Studies from the Centers for Disease Control and Prevention repeatedly find the lowest mortality rates among people whose body mass index puts them in the “overweight” and “mildly obese” categories. And recent research suggests that losing weight doesn’t actually improve health biomarkers such as blood pressure, fasting glucose, or triglyceride levels for most people.
It never occurs to the author that if studies show that losing weight doesn’t improve biomarkers, that perhaps pounds on your frame are not as critical to your blood chemistry as WHAT YOU EAT. It might just be possible to eat fewer calories, but because your balanced diet still contains carbohydrates, which are going to be converted to fat as a normal course of natural biochemistry, they are going to have that same effect on biomarkers even if you are eating fewer of them than when not on a diet.
Debra Sapp-Yarwood, a fiftysomething from Kansas City, Missouri, who’s studying to be a hospital chaplain, is one of the three percenters, the select few who have lost a chunk of weight and kept it off. She dropped 55 pounds 11 years ago, and maintains her new weight with a diet and exercise routine most people would find unsustainable: She eats 1,800 calories a day—no more than 200 in carbs—and has learned to put up with what she describes as “intrusive thoughts and food preoccupations.”

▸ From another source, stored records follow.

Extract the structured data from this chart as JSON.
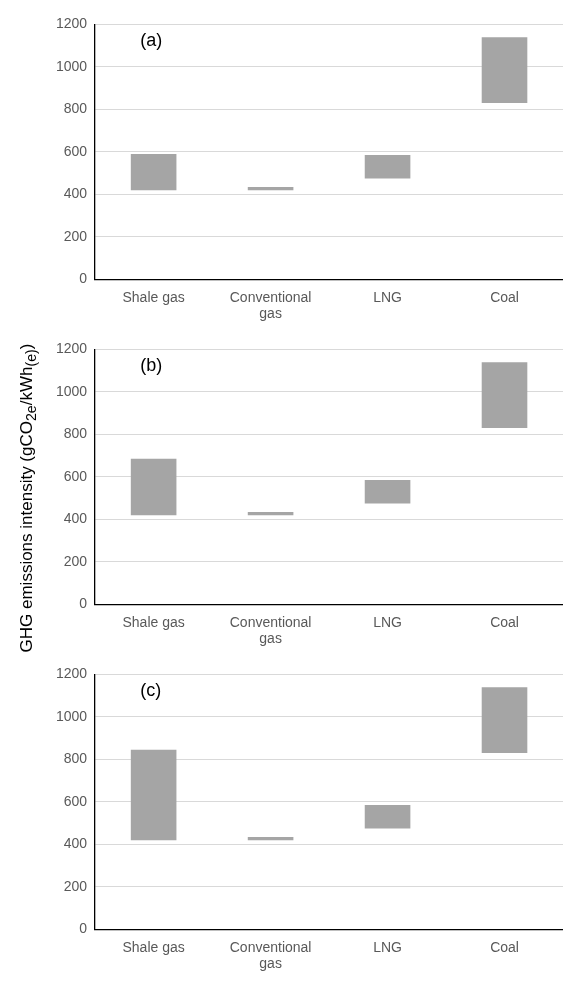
{
  "chart_data": [
    {
      "type": "bar",
      "categories": [
        "Shale gas",
        "Conventional gas",
        "LNG",
        "Coal"
      ],
      "values": [
        170,
        15,
        110,
        310
      ],
      "base": [
        420,
        420,
        475,
        830
      ],
      "color": "#a5a5a5",
      "ylim": [
        0,
        1200
      ],
      "yticks": [
        0,
        200,
        400,
        600,
        800,
        1000,
        1200
      ],
      "grid": "y",
      "annotations": [
        "(a)"
      ]
    },
    {
      "type": "bar",
      "categories": [
        "Shale gas",
        "Conventional gas",
        "LNG",
        "Coal"
      ],
      "values": [
        265,
        15,
        110,
        310
      ],
      "base": [
        420,
        420,
        475,
        830
      ],
      "color": "#a5a5a5",
      "ylim": [
        0,
        1200
      ],
      "yticks": [
        0,
        200,
        400,
        600,
        800,
        1000,
        1200
      ],
      "grid": "y",
      "ylabel": "GHG emissions intensity (gCO$_{2e}$/kWh$_{(e)}$)",
      "annotations": [
        "(b)"
      ]
    },
    {
      "type": "bar",
      "categories": [
        "Shale gas",
        "Conventional gas",
        "LNG",
        "Coal"
      ],
      "values": [
        425,
        15,
        110,
        310
      ],
      "base": [
        420,
        420,
        475,
        830
      ],
      "color": "#a5a5a5",
      "ylim": [
        0,
        1200
      ],
      "yticks": [
        0,
        200,
        400,
        600,
        800,
        1000,
        1200
      ],
      "grid": "y",
      "annotations": [
        "(c)"
      ]
    }
  ]
}
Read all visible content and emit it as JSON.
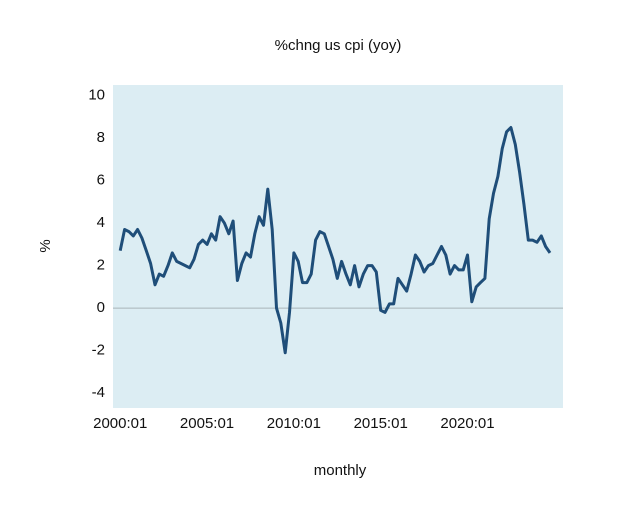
{
  "chart_data": {
    "type": "line",
    "title": "%chng us cpi (yoy)",
    "x_label": "monthly",
    "y_label": "%",
    "x": [
      "2000:01",
      "2000:04",
      "2000:07",
      "2000:10",
      "2001:01",
      "2001:04",
      "2001:07",
      "2001:10",
      "2002:01",
      "2002:04",
      "2002:07",
      "2002:10",
      "2003:01",
      "2003:04",
      "2003:07",
      "2003:10",
      "2004:01",
      "2004:04",
      "2004:07",
      "2004:10",
      "2005:01",
      "2005:04",
      "2005:07",
      "2005:10",
      "2006:01",
      "2006:04",
      "2006:07",
      "2006:10",
      "2007:01",
      "2007:04",
      "2007:07",
      "2007:10",
      "2008:01",
      "2008:04",
      "2008:07",
      "2008:10",
      "2009:01",
      "2009:04",
      "2009:07",
      "2009:10",
      "2010:01",
      "2010:04",
      "2010:07",
      "2010:10",
      "2011:01",
      "2011:04",
      "2011:07",
      "2011:10",
      "2012:01",
      "2012:04",
      "2012:07",
      "2012:10",
      "2013:01",
      "2013:04",
      "2013:07",
      "2013:10",
      "2014:01",
      "2014:04",
      "2014:07",
      "2014:10",
      "2015:01",
      "2015:04",
      "2015:07",
      "2015:10",
      "2016:01",
      "2016:04",
      "2016:07",
      "2016:10",
      "2017:01",
      "2017:04",
      "2017:07",
      "2017:10",
      "2018:01",
      "2018:04",
      "2018:07",
      "2018:10",
      "2019:01",
      "2019:04",
      "2019:07",
      "2019:10",
      "2020:01",
      "2020:04",
      "2020:07",
      "2020:10",
      "2021:01",
      "2021:04",
      "2021:07",
      "2021:10",
      "2022:01",
      "2022:04",
      "2022:07",
      "2022:10",
      "2023:01",
      "2023:04",
      "2023:07",
      "2023:10",
      "2024:01",
      "2024:04",
      "2024:07",
      "2024:10"
    ],
    "series": [
      {
        "name": "%chng us cpi (yoy)",
        "color": "#1f4e79",
        "values": [
          2.7,
          3.7,
          3.6,
          3.4,
          3.7,
          3.3,
          2.7,
          2.1,
          1.1,
          1.6,
          1.5,
          2.0,
          2.6,
          2.2,
          2.1,
          2.0,
          1.9,
          2.3,
          3.0,
          3.2,
          3.0,
          3.5,
          3.2,
          4.3,
          4.0,
          3.5,
          4.1,
          1.3,
          2.1,
          2.6,
          2.4,
          3.5,
          4.3,
          3.9,
          5.6,
          3.7,
          0.0,
          -0.7,
          -2.1,
          -0.2,
          2.6,
          2.2,
          1.2,
          1.2,
          1.6,
          3.2,
          3.6,
          3.5,
          2.9,
          2.3,
          1.4,
          2.2,
          1.6,
          1.1,
          2.0,
          1.0,
          1.6,
          2.0,
          2.0,
          1.7,
          -0.1,
          -0.2,
          0.2,
          0.2,
          1.4,
          1.1,
          0.8,
          1.6,
          2.5,
          2.2,
          1.7,
          2.0,
          2.1,
          2.5,
          2.9,
          2.5,
          1.6,
          2.0,
          1.8,
          1.8,
          2.5,
          0.3,
          1.0,
          1.2,
          1.4,
          4.2,
          5.4,
          6.2,
          7.5,
          8.3,
          8.5,
          7.7,
          6.4,
          4.9,
          3.2,
          3.2,
          3.1,
          3.4,
          2.9,
          2.6
        ]
      }
    ],
    "xlim": [
      "1999:08",
      "2025:07"
    ],
    "xticks": [
      "2000:01",
      "2005:01",
      "2010:01",
      "2015:01",
      "2020:01"
    ],
    "ylim": [
      -4.7,
      10.5
    ],
    "yticks": [
      -4,
      -2,
      0,
      2,
      4,
      6,
      8,
      10
    ],
    "plot_background": "#dcedf3"
  }
}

I agree that the problem with semi-starvation diets is the constant hunger. I contend that the source of constant hunger is that 200 calories of carbs she is eating each day. When I ate nothing but meat I only experienced hunger when I went for longer than seven hours without food during the day, and never experienced hunger when sleeping. I did not wake up hungry, either. The problem is not how much dieters eat, it is what they eat. Not being on the right diet is no excuse for condemning all efforts to control weight.

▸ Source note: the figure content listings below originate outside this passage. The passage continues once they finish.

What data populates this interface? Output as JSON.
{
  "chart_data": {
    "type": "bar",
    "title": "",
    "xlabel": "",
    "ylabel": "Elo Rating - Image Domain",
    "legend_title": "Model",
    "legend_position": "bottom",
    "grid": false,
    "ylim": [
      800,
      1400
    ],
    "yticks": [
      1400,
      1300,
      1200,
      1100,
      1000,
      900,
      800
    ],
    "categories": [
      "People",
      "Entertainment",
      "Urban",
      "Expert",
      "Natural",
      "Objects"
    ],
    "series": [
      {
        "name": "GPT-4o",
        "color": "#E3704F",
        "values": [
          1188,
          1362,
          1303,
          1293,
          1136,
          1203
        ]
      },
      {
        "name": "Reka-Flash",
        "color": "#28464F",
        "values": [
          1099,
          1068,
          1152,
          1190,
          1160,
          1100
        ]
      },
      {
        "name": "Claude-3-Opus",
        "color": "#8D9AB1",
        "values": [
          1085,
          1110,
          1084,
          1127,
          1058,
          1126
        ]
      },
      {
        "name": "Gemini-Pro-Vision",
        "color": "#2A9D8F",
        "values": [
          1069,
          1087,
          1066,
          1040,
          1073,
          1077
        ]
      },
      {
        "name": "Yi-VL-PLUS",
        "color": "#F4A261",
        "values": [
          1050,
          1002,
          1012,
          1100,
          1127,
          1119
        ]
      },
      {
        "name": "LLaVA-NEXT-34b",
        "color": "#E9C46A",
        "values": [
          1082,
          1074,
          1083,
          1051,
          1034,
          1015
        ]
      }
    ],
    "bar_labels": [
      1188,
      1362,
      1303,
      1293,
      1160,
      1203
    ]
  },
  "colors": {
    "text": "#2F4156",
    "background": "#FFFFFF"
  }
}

People who easily gain weight eating normal amounts of the most popular foods, or even who gain weight when trying to ‘eat healthy’, meaning fruits and vegetables, balanced by low-fat meats and dairy, should not continue to diet. They should get off the yo yo plans. Their bodies do not respond well to eating carbohydrates. However, they are damaging their bodies and risking their future quality of life by continuing as though nothing is wrong. It is not their fault that all of the dietary advice they have been given has been wrong, but that is not a reason to just put up with the bad outcomes if they just continuing on the same course.
If you want to see where I got the confidence to tell you that you don’t need carbohydrates to live–that no ill effects come from eating 90 percent protein and fat, read the book “Why We Get Fat” by Gary Taubes. It’s not a diet book. It’s a science book that goes into all of the competing science and analyzes what is currently known about human physiology and biochemistry. There is still a lot more to learn about how fat is produced and consumed in the normal course of a human day, but enough is known that I can safely say that you are risking nothing by forgoing carbohydrates as a NECESSARY component of your daily menu. It’s not required for life or health, and for some people is putting their chances to lose weight in jeopardy.